Lost is not only land but also culture, food and livelihoods.  Whereas you owned chickens, you now buy these from Woermann or Shoprite. Laws prohibit you from owning animals (food), apart from dogs.  Is urbanisation only possible through dispossessing black people of their land and livelihoods?  Stellenbosch, a South African flagship town of apartheid and Afrikaner nationalism, has had vineyards and fields for more than 100 years. There is no difference between vineyards and mahangu
fields.  As early as 1836, the Royal
Bafokeng Kingdom avoided disenfranchisement by urbanisation. Under Kgosi Mokgatle, the Bafokeng king, the Bafokeng were not
dispossessed of their land and livelihoods.  

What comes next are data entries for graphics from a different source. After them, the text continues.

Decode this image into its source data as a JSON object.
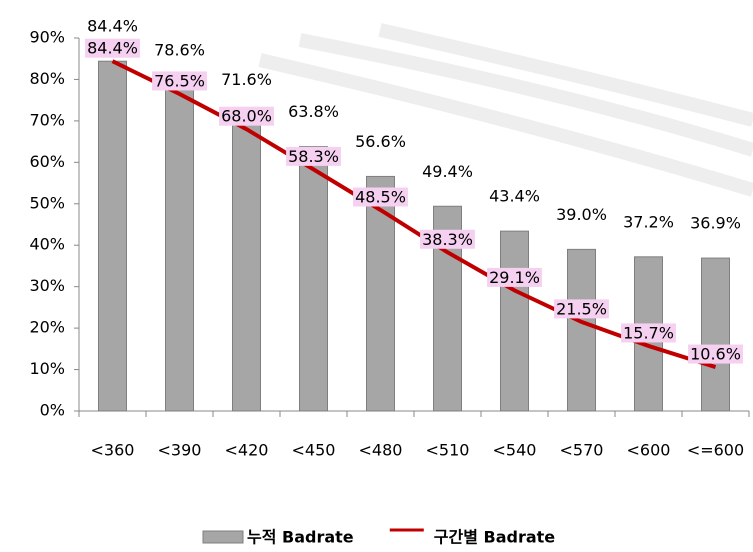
{
  "chart_data": {
    "type": "bar",
    "categories": [
      "<360",
      "<390",
      "<420",
      "<450",
      "<480",
      "<510",
      "<540",
      "<570",
      "<600",
      "<=600"
    ],
    "series": [
      {
        "name": "누적 Badrate",
        "type": "bar",
        "color": "#a6a6a6",
        "values": [
          84.4,
          78.6,
          71.6,
          63.8,
          56.6,
          49.4,
          43.4,
          39.0,
          37.2,
          36.9
        ],
        "value_labels": [
          "84.4%",
          "78.6%",
          "71.6%",
          "63.8%",
          "56.6%",
          "49.4%",
          "43.4%",
          "39.0%",
          "37.2%",
          "36.9%"
        ]
      },
      {
        "name": "구간별 Badrate",
        "type": "line",
        "color": "#c00000",
        "values": [
          84.4,
          76.5,
          68.0,
          58.3,
          48.5,
          38.3,
          29.1,
          21.5,
          15.7,
          10.6
        ],
        "value_labels": [
          "84.4%",
          "76.5%",
          "68.0%",
          "58.3%",
          "48.5%",
          "38.3%",
          "29.1%",
          "21.5%",
          "15.7%",
          "10.6%"
        ]
      }
    ],
    "ylim": [
      0,
      90
    ],
    "yticks": [
      {
        "value": 0,
        "label": "0%"
      },
      {
        "value": 10,
        "label": "10%"
      },
      {
        "value": 20,
        "label": "20%"
      },
      {
        "value": 30,
        "label": "30%"
      },
      {
        "value": 40,
        "label": "40%"
      },
      {
        "value": 50,
        "label": "50%"
      },
      {
        "value": 60,
        "label": "60%"
      },
      {
        "value": 70,
        "label": "70%"
      },
      {
        "value": 80,
        "label": "80%"
      },
      {
        "value": 90,
        "label": "90%"
      }
    ],
    "grid": false,
    "legend": "bottom"
  }
}
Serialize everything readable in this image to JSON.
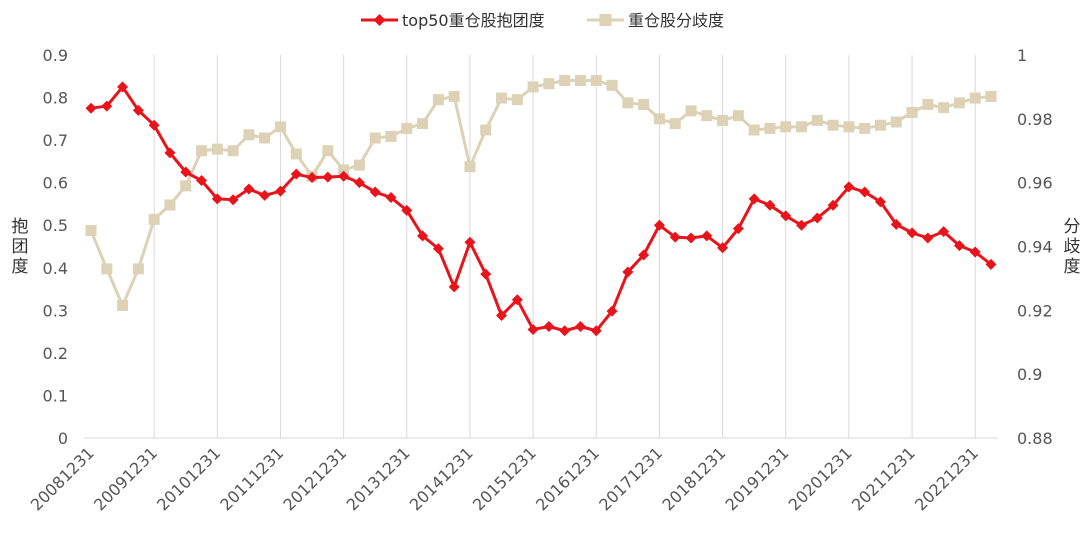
{
  "chart_data": {
    "type": "line",
    "colors": {
      "series1": "#e8141b",
      "series2": "#ddd2b6",
      "grid": "#d9d9d9",
      "text": "#555555"
    },
    "legend_position": "top-center",
    "grid": {
      "vertical": true,
      "horizontal": false
    },
    "x": [
      "20081231",
      "20090331",
      "20090630",
      "20090930",
      "20091231",
      "20100331",
      "20100630",
      "20100930",
      "20101231",
      "20110331",
      "20110630",
      "20110930",
      "20111231",
      "20120331",
      "20120630",
      "20120930",
      "20121231",
      "20130331",
      "20130630",
      "20130930",
      "20131231",
      "20140331",
      "20140630",
      "20140930",
      "20141231",
      "20150331",
      "20150630",
      "20150930",
      "20151231",
      "20160331",
      "20160630",
      "20160930",
      "20161231",
      "20170331",
      "20170630",
      "20170930",
      "20171231",
      "20180331",
      "20180630",
      "20180930",
      "20181231",
      "20190331",
      "20190630",
      "20190930",
      "20191231",
      "20200331",
      "20200630",
      "20200930",
      "20201231",
      "20210331",
      "20210630",
      "20210930",
      "20211231",
      "20220331",
      "20220630",
      "20220930",
      "20221231",
      "20230331"
    ],
    "x_tick_labels": [
      "20081231",
      "20091231",
      "20101231",
      "20111231",
      "20121231",
      "20131231",
      "20141231",
      "20151231",
      "20161231",
      "20171231",
      "20181231",
      "20191231",
      "20201231",
      "20211231",
      "20221231"
    ],
    "y_left": {
      "label": "抱团度",
      "ylim": [
        0,
        0.9
      ],
      "ticks": [
        "0",
        "0.1",
        "0.2",
        "0.3",
        "0.4",
        "0.5",
        "0.6",
        "0.7",
        "0.8",
        "0.9"
      ]
    },
    "y_right": {
      "label": "分歧度",
      "ylim": [
        0.88,
        1.0
      ],
      "ticks": [
        "0.88",
        "0.9",
        "0.92",
        "0.94",
        "0.96",
        "0.98",
        "1"
      ]
    },
    "series": [
      {
        "name": "top50重仓股抱团度",
        "axis": "left",
        "marker": "diamond",
        "values": [
          0.775,
          0.78,
          0.825,
          0.77,
          0.735,
          0.67,
          0.625,
          0.605,
          0.562,
          0.56,
          0.585,
          0.57,
          0.58,
          0.62,
          0.612,
          0.613,
          0.615,
          0.6,
          0.578,
          0.565,
          0.535,
          0.475,
          0.445,
          0.355,
          0.46,
          0.385,
          0.288,
          0.325,
          0.255,
          0.262,
          0.252,
          0.262,
          0.252,
          0.298,
          0.39,
          0.43,
          0.5,
          0.472,
          0.47,
          0.475,
          0.447,
          0.492,
          0.562,
          0.547,
          0.522,
          0.5,
          0.517,
          0.547,
          0.59,
          0.578,
          0.555,
          0.502,
          0.482,
          0.47,
          0.485,
          0.452,
          0.437,
          0.408
        ]
      },
      {
        "name": "重仓股分歧度",
        "axis": "right",
        "marker": "square",
        "values": [
          0.945,
          0.933,
          0.9215,
          0.933,
          0.9485,
          0.953,
          0.959,
          0.97,
          0.9705,
          0.97,
          0.975,
          0.974,
          0.9775,
          0.969,
          0.962,
          0.97,
          0.964,
          0.9655,
          0.974,
          0.9745,
          0.977,
          0.9785,
          0.986,
          0.987,
          0.965,
          0.9765,
          0.9865,
          0.986,
          0.99,
          0.991,
          0.992,
          0.992,
          0.992,
          0.9905,
          0.985,
          0.9845,
          0.98,
          0.9785,
          0.9825,
          0.981,
          0.9795,
          0.981,
          0.9765,
          0.977,
          0.9775,
          0.9775,
          0.9795,
          0.978,
          0.9775,
          0.977,
          0.978,
          0.979,
          0.982,
          0.9845,
          0.9835,
          0.985,
          0.9865,
          0.987
        ]
      }
    ]
  }
}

Afrikaner leaders, such as Paul Kruger and Hendrik Potgieter, recognised and respected the
Bafokeng. 

The Rustenburg municipality respects the Bafokeng the same they did in 1851 when the town was established. In fact, on 14 August 2014, the Rustenburg Municipality and the Royal Bafokeng Nation signed an agreement, recognising each other. Namibians can only marvel. The Bafokeng are now the wealthiest native community in Africa, with a net worth of N$30 billion by 2016.  Instead of planning massive land dispossession for alleged development, there is a lot Bukalo town, founded within the Masubiya kingdom, can learn from Royal Bafokeng and the town of Rustenburg.  Those in villages generally produce their food, while those in town depend on retail shops that import food from outside Namibia.  With tunnel vision, soldiers in government cannot see the risk. Imagine retail shops or their foreign suppliers conniving to close their doors for three days. Social unrest, if not insurrection, is guaranteed. 

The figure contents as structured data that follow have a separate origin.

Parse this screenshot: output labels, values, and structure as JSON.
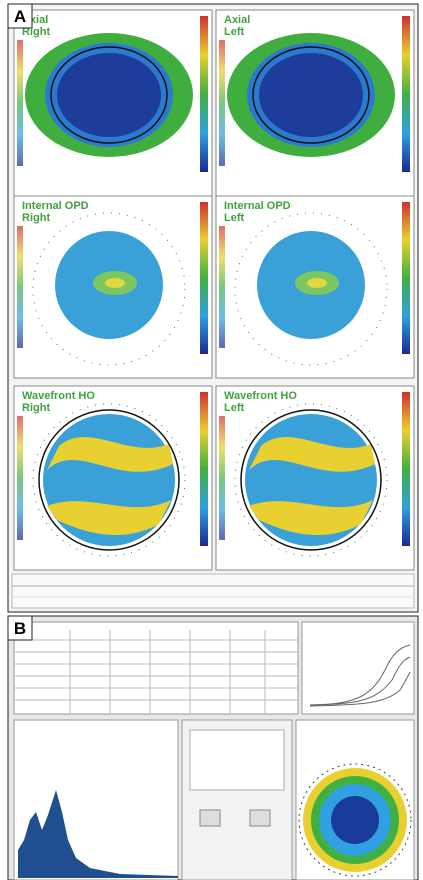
{
  "panel_a": {
    "label": "A",
    "maps": [
      {
        "title": "Axial",
        "eye": "Right"
      },
      {
        "title": "Axial",
        "eye": "Left"
      },
      {
        "title": "Internal OPD",
        "eye": "Right"
      },
      {
        "title": "Internal OPD",
        "eye": "Left"
      },
      {
        "title": "Wavefront HO",
        "eye": "Right"
      },
      {
        "title": "Wavefront HO",
        "eye": "Left"
      }
    ]
  },
  "panel_b": {
    "label": "B"
  }
}
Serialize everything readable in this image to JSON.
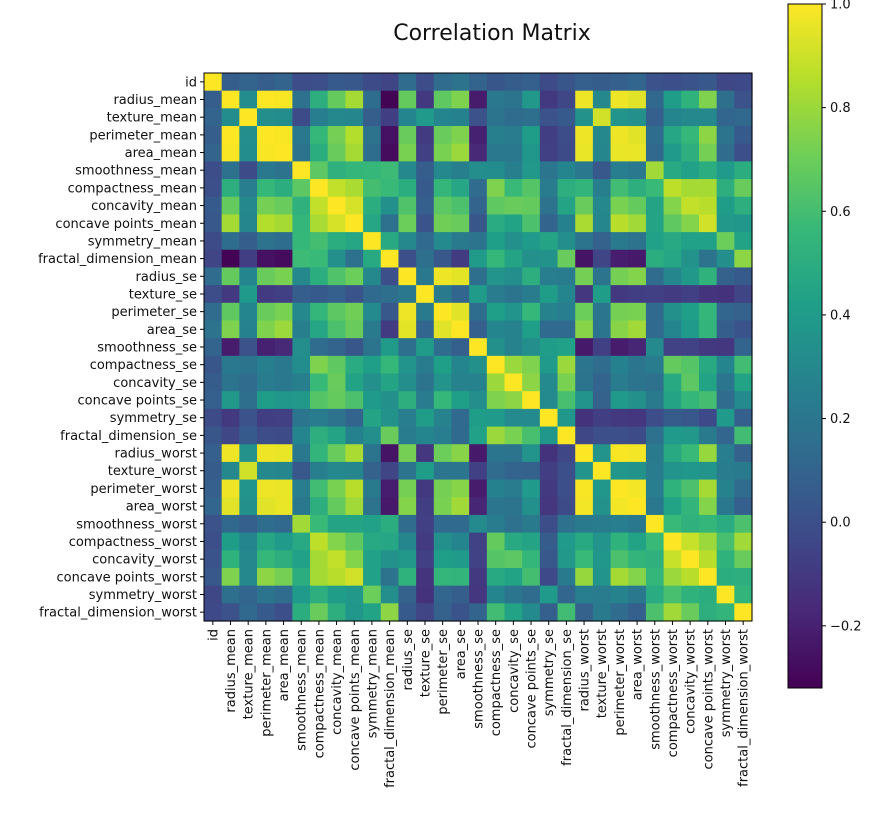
{
  "chart_data": {
    "type": "heatmap",
    "title": "Correlation Matrix",
    "labels": [
      "id",
      "radius_mean",
      "texture_mean",
      "perimeter_mean",
      "area_mean",
      "smoothness_mean",
      "compactness_mean",
      "concavity_mean",
      "concave points_mean",
      "symmetry_mean",
      "fractal_dimension_mean",
      "radius_se",
      "texture_se",
      "perimeter_se",
      "area_se",
      "smoothness_se",
      "compactness_se",
      "concavity_se",
      "concave points_se",
      "symmetry_se",
      "fractal_dimension_se",
      "radius_worst",
      "texture_worst",
      "perimeter_worst",
      "area_worst",
      "smoothness_worst",
      "compactness_worst",
      "concavity_worst",
      "concave points_worst",
      "symmetry_worst",
      "fractal_dimension_worst"
    ],
    "colormap": "viridis",
    "colorbar": {
      "range": [
        -0.32,
        1.0
      ],
      "ticks": [
        -0.2,
        0.0,
        0.2,
        0.4,
        0.6,
        0.8,
        1.0
      ],
      "tick_labels": [
        "−0.2",
        "0.0",
        "0.2",
        "0.4",
        "0.6",
        "0.8",
        "1.0"
      ]
    },
    "values": [
      [
        1.0,
        0.07,
        0.1,
        0.07,
        0.1,
        -0.01,
        0.0,
        0.05,
        0.04,
        -0.02,
        -0.05,
        0.14,
        -0.01,
        0.14,
        0.18,
        0.1,
        0.03,
        0.06,
        0.08,
        -0.02,
        0.03,
        0.08,
        0.06,
        0.08,
        0.11,
        0.01,
        -0.0,
        0.02,
        0.04,
        -0.04,
        -0.03
      ],
      [
        0.07,
        1.0,
        0.32,
        1.0,
        0.99,
        0.17,
        0.51,
        0.68,
        0.82,
        0.15,
        -0.31,
        0.68,
        -0.1,
        0.67,
        0.74,
        -0.22,
        0.21,
        0.19,
        0.38,
        -0.1,
        -0.04,
        0.97,
        0.3,
        0.97,
        0.94,
        0.12,
        0.41,
        0.53,
        0.74,
        0.16,
        0.01
      ],
      [
        0.1,
        0.32,
        1.0,
        0.33,
        0.32,
        -0.02,
        0.24,
        0.3,
        0.29,
        0.07,
        -0.08,
        0.28,
        0.39,
        0.28,
        0.26,
        0.01,
        0.19,
        0.14,
        0.16,
        0.01,
        0.05,
        0.35,
        0.91,
        0.36,
        0.34,
        0.08,
        0.28,
        0.3,
        0.3,
        0.11,
        0.12
      ],
      [
        0.07,
        1.0,
        0.33,
        1.0,
        0.99,
        0.21,
        0.56,
        0.72,
        0.85,
        0.18,
        -0.26,
        0.69,
        -0.09,
        0.69,
        0.74,
        -0.2,
        0.25,
        0.23,
        0.41,
        -0.08,
        -0.01,
        0.97,
        0.3,
        0.97,
        0.94,
        0.15,
        0.46,
        0.56,
        0.77,
        0.19,
        0.05
      ],
      [
        0.1,
        0.99,
        0.32,
        0.99,
        1.0,
        0.18,
        0.5,
        0.69,
        0.82,
        0.15,
        -0.28,
        0.73,
        -0.07,
        0.73,
        0.8,
        -0.17,
        0.21,
        0.21,
        0.37,
        -0.07,
        -0.02,
        0.96,
        0.29,
        0.96,
        0.96,
        0.12,
        0.39,
        0.51,
        0.72,
        0.14,
        0.0
      ],
      [
        -0.01,
        0.17,
        -0.02,
        0.21,
        0.18,
        1.0,
        0.66,
        0.52,
        0.55,
        0.56,
        0.58,
        0.3,
        0.07,
        0.3,
        0.25,
        0.33,
        0.32,
        0.25,
        0.38,
        0.2,
        0.28,
        0.21,
        0.04,
        0.24,
        0.21,
        0.81,
        0.47,
        0.43,
        0.5,
        0.39,
        0.5
      ],
      [
        0.0,
        0.51,
        0.24,
        0.56,
        0.5,
        0.66,
        1.0,
        0.88,
        0.83,
        0.6,
        0.57,
        0.5,
        0.05,
        0.55,
        0.46,
        0.14,
        0.74,
        0.57,
        0.64,
        0.23,
        0.51,
        0.54,
        0.25,
        0.59,
        0.51,
        0.57,
        0.87,
        0.82,
        0.82,
        0.51,
        0.69
      ],
      [
        0.05,
        0.68,
        0.3,
        0.72,
        0.69,
        0.52,
        0.88,
        1.0,
        0.92,
        0.5,
        0.34,
        0.63,
        0.08,
        0.66,
        0.62,
        0.1,
        0.67,
        0.69,
        0.68,
        0.18,
        0.45,
        0.69,
        0.3,
        0.73,
        0.68,
        0.45,
        0.75,
        0.88,
        0.86,
        0.41,
        0.51
      ],
      [
        0.04,
        0.82,
        0.29,
        0.85,
        0.82,
        0.55,
        0.83,
        0.92,
        1.0,
        0.46,
        0.17,
        0.7,
        0.02,
        0.71,
        0.69,
        0.03,
        0.49,
        0.44,
        0.62,
        0.1,
        0.26,
        0.83,
        0.29,
        0.86,
        0.81,
        0.45,
        0.67,
        0.75,
        0.91,
        0.38,
        0.37
      ],
      [
        -0.02,
        0.15,
        0.07,
        0.18,
        0.15,
        0.56,
        0.6,
        0.5,
        0.46,
        1.0,
        0.48,
        0.3,
        0.13,
        0.31,
        0.22,
        0.19,
        0.42,
        0.34,
        0.39,
        0.45,
        0.33,
        0.19,
        0.09,
        0.22,
        0.18,
        0.43,
        0.47,
        0.43,
        0.43,
        0.7,
        0.44
      ],
      [
        -0.05,
        -0.31,
        -0.08,
        -0.26,
        -0.28,
        0.58,
        0.57,
        0.34,
        0.17,
        0.48,
        1.0,
        0.0,
        0.16,
        0.04,
        -0.09,
        0.4,
        0.56,
        0.45,
        0.34,
        0.35,
        0.69,
        -0.25,
        -0.05,
        -0.21,
        -0.23,
        0.5,
        0.46,
        0.35,
        0.18,
        0.33,
        0.77
      ],
      [
        0.14,
        0.68,
        0.28,
        0.69,
        0.73,
        0.3,
        0.5,
        0.63,
        0.7,
        0.3,
        0.0,
        1.0,
        0.21,
        0.97,
        0.95,
        0.16,
        0.36,
        0.33,
        0.51,
        0.24,
        0.23,
        0.72,
        0.19,
        0.72,
        0.75,
        0.14,
        0.29,
        0.38,
        0.53,
        0.09,
        0.05
      ],
      [
        -0.01,
        -0.1,
        0.39,
        -0.09,
        -0.07,
        0.07,
        0.05,
        0.08,
        0.02,
        0.13,
        0.16,
        0.21,
        1.0,
        0.22,
        0.11,
        0.4,
        0.23,
        0.19,
        0.23,
        0.41,
        0.28,
        -0.11,
        0.41,
        -0.1,
        -0.08,
        -0.07,
        -0.09,
        -0.07,
        -0.12,
        -0.13,
        -0.05
      ],
      [
        0.14,
        0.67,
        0.28,
        0.69,
        0.73,
        0.3,
        0.55,
        0.66,
        0.71,
        0.31,
        0.04,
        0.97,
        0.22,
        1.0,
        0.94,
        0.15,
        0.42,
        0.36,
        0.56,
        0.27,
        0.24,
        0.7,
        0.2,
        0.72,
        0.73,
        0.13,
        0.34,
        0.42,
        0.55,
        0.11,
        0.09
      ],
      [
        0.18,
        0.74,
        0.26,
        0.74,
        0.8,
        0.25,
        0.46,
        0.62,
        0.69,
        0.22,
        -0.09,
        0.95,
        0.11,
        0.94,
        1.0,
        0.08,
        0.28,
        0.27,
        0.42,
        0.13,
        0.13,
        0.76,
        0.2,
        0.76,
        0.81,
        0.13,
        0.28,
        0.39,
        0.54,
        0.07,
        0.02
      ],
      [
        0.1,
        -0.22,
        0.01,
        -0.2,
        -0.17,
        0.33,
        0.14,
        0.1,
        0.03,
        0.19,
        0.4,
        0.16,
        0.4,
        0.15,
        0.08,
        1.0,
        0.34,
        0.27,
        0.33,
        0.41,
        0.43,
        -0.23,
        -0.07,
        -0.22,
        -0.18,
        0.31,
        -0.06,
        -0.06,
        -0.1,
        -0.11,
        0.1
      ],
      [
        0.03,
        0.21,
        0.19,
        0.25,
        0.21,
        0.32,
        0.74,
        0.67,
        0.49,
        0.42,
        0.56,
        0.36,
        0.23,
        0.42,
        0.28,
        0.34,
        1.0,
        0.8,
        0.74,
        0.39,
        0.8,
        0.2,
        0.14,
        0.26,
        0.2,
        0.23,
        0.68,
        0.64,
        0.48,
        0.28,
        0.59
      ],
      [
        0.06,
        0.19,
        0.14,
        0.23,
        0.21,
        0.25,
        0.57,
        0.69,
        0.44,
        0.34,
        0.45,
        0.33,
        0.19,
        0.36,
        0.27,
        0.27,
        0.8,
        1.0,
        0.77,
        0.31,
        0.73,
        0.19,
        0.1,
        0.23,
        0.19,
        0.17,
        0.48,
        0.66,
        0.44,
        0.2,
        0.44
      ],
      [
        0.08,
        0.38,
        0.16,
        0.41,
        0.37,
        0.38,
        0.64,
        0.68,
        0.62,
        0.39,
        0.34,
        0.51,
        0.23,
        0.56,
        0.42,
        0.33,
        0.74,
        0.77,
        1.0,
        0.31,
        0.61,
        0.36,
        0.09,
        0.39,
        0.34,
        0.22,
        0.45,
        0.55,
        0.6,
        0.14,
        0.31
      ],
      [
        -0.02,
        -0.1,
        0.01,
        -0.08,
        -0.07,
        0.2,
        0.23,
        0.18,
        0.1,
        0.45,
        0.35,
        0.24,
        0.41,
        0.27,
        0.13,
        0.41,
        0.39,
        0.31,
        0.31,
        1.0,
        0.37,
        -0.13,
        -0.08,
        -0.1,
        -0.11,
        -0.01,
        0.06,
        0.04,
        -0.03,
        0.39,
        0.08
      ],
      [
        0.03,
        -0.04,
        0.05,
        -0.01,
        -0.02,
        0.28,
        0.51,
        0.45,
        0.26,
        0.33,
        0.69,
        0.23,
        0.28,
        0.24,
        0.13,
        0.43,
        0.8,
        0.73,
        0.61,
        0.37,
        1.0,
        -0.04,
        -0.0,
        -0.0,
        -0.02,
        0.17,
        0.39,
        0.38,
        0.22,
        0.11,
        0.59
      ],
      [
        0.08,
        0.97,
        0.35,
        0.97,
        0.96,
        0.21,
        0.54,
        0.69,
        0.83,
        0.19,
        -0.25,
        0.72,
        -0.11,
        0.7,
        0.76,
        -0.23,
        0.2,
        0.19,
        0.36,
        -0.13,
        -0.04,
        1.0,
        0.36,
        0.99,
        0.98,
        0.22,
        0.48,
        0.57,
        0.79,
        0.24,
        0.09
      ],
      [
        0.06,
        0.3,
        0.91,
        0.3,
        0.29,
        0.04,
        0.25,
        0.3,
        0.29,
        0.09,
        -0.05,
        0.19,
        0.41,
        0.2,
        0.2,
        -0.07,
        0.14,
        0.1,
        0.09,
        -0.08,
        -0.0,
        0.36,
        1.0,
        0.37,
        0.35,
        0.23,
        0.36,
        0.37,
        0.36,
        0.23,
        0.22
      ],
      [
        0.08,
        0.97,
        0.36,
        0.97,
        0.96,
        0.24,
        0.59,
        0.73,
        0.86,
        0.22,
        -0.21,
        0.72,
        -0.1,
        0.72,
        0.76,
        -0.22,
        0.26,
        0.23,
        0.39,
        -0.1,
        -0.0,
        0.99,
        0.37,
        1.0,
        0.98,
        0.24,
        0.53,
        0.62,
        0.82,
        0.27,
        0.14
      ],
      [
        0.11,
        0.94,
        0.34,
        0.94,
        0.96,
        0.21,
        0.51,
        0.68,
        0.81,
        0.18,
        -0.23,
        0.75,
        -0.08,
        0.73,
        0.81,
        -0.18,
        0.2,
        0.19,
        0.34,
        -0.11,
        -0.02,
        0.98,
        0.35,
        0.98,
        1.0,
        0.21,
        0.44,
        0.54,
        0.75,
        0.21,
        0.08
      ],
      [
        0.01,
        0.12,
        0.08,
        0.15,
        0.12,
        0.81,
        0.57,
        0.45,
        0.45,
        0.43,
        0.5,
        0.14,
        -0.07,
        0.13,
        0.13,
        0.31,
        0.23,
        0.17,
        0.22,
        -0.01,
        0.17,
        0.22,
        0.23,
        0.24,
        0.21,
        1.0,
        0.57,
        0.52,
        0.55,
        0.49,
        0.62
      ],
      [
        -0.0,
        0.41,
        0.28,
        0.46,
        0.39,
        0.47,
        0.87,
        0.75,
        0.67,
        0.47,
        0.46,
        0.29,
        -0.09,
        0.34,
        0.28,
        -0.06,
        0.68,
        0.48,
        0.45,
        0.06,
        0.39,
        0.48,
        0.36,
        0.53,
        0.44,
        0.57,
        1.0,
        0.89,
        0.8,
        0.61,
        0.81
      ],
      [
        0.02,
        0.53,
        0.3,
        0.56,
        0.51,
        0.43,
        0.82,
        0.88,
        0.75,
        0.43,
        0.35,
        0.38,
        -0.07,
        0.42,
        0.39,
        -0.06,
        0.64,
        0.66,
        0.55,
        0.04,
        0.38,
        0.57,
        0.37,
        0.62,
        0.54,
        0.52,
        0.89,
        1.0,
        0.86,
        0.53,
        0.69
      ],
      [
        0.04,
        0.74,
        0.3,
        0.77,
        0.72,
        0.5,
        0.82,
        0.86,
        0.91,
        0.43,
        0.18,
        0.53,
        -0.12,
        0.55,
        0.54,
        -0.1,
        0.48,
        0.44,
        0.6,
        -0.03,
        0.22,
        0.79,
        0.36,
        0.82,
        0.75,
        0.55,
        0.8,
        0.86,
        1.0,
        0.5,
        0.51
      ],
      [
        -0.04,
        0.16,
        0.11,
        0.19,
        0.14,
        0.39,
        0.51,
        0.41,
        0.38,
        0.7,
        0.33,
        0.09,
        -0.13,
        0.11,
        0.07,
        -0.11,
        0.28,
        0.2,
        0.14,
        0.39,
        0.11,
        0.24,
        0.23,
        0.27,
        0.21,
        0.49,
        0.61,
        0.53,
        0.5,
        1.0,
        0.54
      ],
      [
        -0.03,
        0.01,
        0.12,
        0.05,
        0.0,
        0.5,
        0.69,
        0.51,
        0.37,
        0.44,
        0.77,
        0.05,
        -0.05,
        0.09,
        0.02,
        0.1,
        0.59,
        0.44,
        0.31,
        0.08,
        0.59,
        0.09,
        0.22,
        0.14,
        0.08,
        0.62,
        0.81,
        0.69,
        0.51,
        0.54,
        1.0
      ]
    ]
  }
}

The continued takeover of rural agricultural land is a serious food security risk. As is the case with
hungry graduates speaking good English, we will soon have many urban houses without food.  As these gimmicks continue, agricultural land, owned by whites, is protected by the neoliberal constitution and other capitalist laws adopted by soldiers after returning from exile.  We need to rethink development and address this tragic failure of imagination if we are to secure our children’s future. If we fail, the coming generations will be spitting and urinating on our graves as the authors of their oppression, subjugation and domination.

 

* Dr Job Shipululo Amupanda is the activist-in-chief of the Affirmative Repositioning movement and former mayor of Windhoek. He holds a PhD in political studies from the University of Namibia, where he serves as a senior lecturer.